L'école de mon enfance.

Lorsque j'étais élu, j'ai eu l'occasion de retourner visiter l'école où j'ai passé quatre ans, toute l'école primaire, sauf la 7e-CM2 où on nous transférait dans une annexe.

C'est un grand bâtiment de brique fauve à liseré bleu canard.

On y entrait par quelques marches, ils ont dû ajouter une rampe pour les handicapés.

On passait au pied d'un escalier où, en haut des premières marches, mon nom a souvent été affiché au tableau d'honneur. Puis on traversait le préau, décoré d'une fresque représentant Perrette et le pot au lait. De ce côté-là, rien n'a changé.

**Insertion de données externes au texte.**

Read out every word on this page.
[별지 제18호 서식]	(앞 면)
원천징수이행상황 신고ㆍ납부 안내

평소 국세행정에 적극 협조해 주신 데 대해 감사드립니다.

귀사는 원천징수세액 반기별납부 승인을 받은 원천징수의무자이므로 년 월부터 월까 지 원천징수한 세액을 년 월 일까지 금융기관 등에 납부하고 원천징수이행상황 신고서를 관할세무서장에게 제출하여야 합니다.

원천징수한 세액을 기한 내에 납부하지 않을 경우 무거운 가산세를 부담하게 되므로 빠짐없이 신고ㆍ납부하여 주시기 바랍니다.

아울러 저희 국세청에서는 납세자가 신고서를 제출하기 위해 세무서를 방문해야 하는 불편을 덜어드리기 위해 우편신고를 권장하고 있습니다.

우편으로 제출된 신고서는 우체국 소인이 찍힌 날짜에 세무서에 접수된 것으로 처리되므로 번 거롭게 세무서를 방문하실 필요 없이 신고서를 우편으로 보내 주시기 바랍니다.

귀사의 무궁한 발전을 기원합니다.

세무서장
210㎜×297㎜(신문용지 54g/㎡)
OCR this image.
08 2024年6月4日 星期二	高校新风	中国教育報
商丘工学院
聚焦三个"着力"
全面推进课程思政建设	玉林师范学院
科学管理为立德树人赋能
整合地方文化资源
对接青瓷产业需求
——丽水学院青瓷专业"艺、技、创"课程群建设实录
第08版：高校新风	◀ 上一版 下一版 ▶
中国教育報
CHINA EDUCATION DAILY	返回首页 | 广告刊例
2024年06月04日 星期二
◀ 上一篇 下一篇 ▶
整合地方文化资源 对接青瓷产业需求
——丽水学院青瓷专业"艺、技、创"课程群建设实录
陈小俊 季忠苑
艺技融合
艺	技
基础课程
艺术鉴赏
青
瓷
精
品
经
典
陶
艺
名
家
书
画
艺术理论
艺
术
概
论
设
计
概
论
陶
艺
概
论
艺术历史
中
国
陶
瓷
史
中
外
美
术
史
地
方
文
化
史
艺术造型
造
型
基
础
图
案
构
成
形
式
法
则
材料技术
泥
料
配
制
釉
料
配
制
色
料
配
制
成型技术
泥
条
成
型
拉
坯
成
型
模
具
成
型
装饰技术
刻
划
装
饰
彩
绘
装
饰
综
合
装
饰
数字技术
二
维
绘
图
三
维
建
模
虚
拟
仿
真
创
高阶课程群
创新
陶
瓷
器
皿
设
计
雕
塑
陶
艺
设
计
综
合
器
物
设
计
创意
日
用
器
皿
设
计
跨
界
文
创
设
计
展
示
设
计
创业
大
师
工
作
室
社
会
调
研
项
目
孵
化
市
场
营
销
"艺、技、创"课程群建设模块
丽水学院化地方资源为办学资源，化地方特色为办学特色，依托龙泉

Dans la cour, une grille nous séparait de l'école des filles. Enfin, de l'ancienne école des filles : j'ai accompagné l'arrivée de la mixité dans les classes au début des années 1970. Et c'était bien agréable. La première fois, en 10e, il n'y avait qu'une fille, très mignonne. On est tout de suite devenu copains et on l'est resté jusqu'au passage en 6e : nous n'allions pas dans le même lycée (on ne disait guère collège et, de toutes façons, il s'agissait là de lycées parisiens regroupant toutes les classes, du collège jusqu'aux prépas).

Cette grille devenue inutile a été ôtée depuis.

Juste après, les latrines. C'est là que, tout gamins, nous comparions nos nombrils et que les circoncis se comptaient. Il faut dire que le samedi matin, pendant Yom Kippour, la classe était à moitié vide.

Les quatre marronniers où nous jouions aux quatre coins n'ont pas bougé, centenaires protecteurs.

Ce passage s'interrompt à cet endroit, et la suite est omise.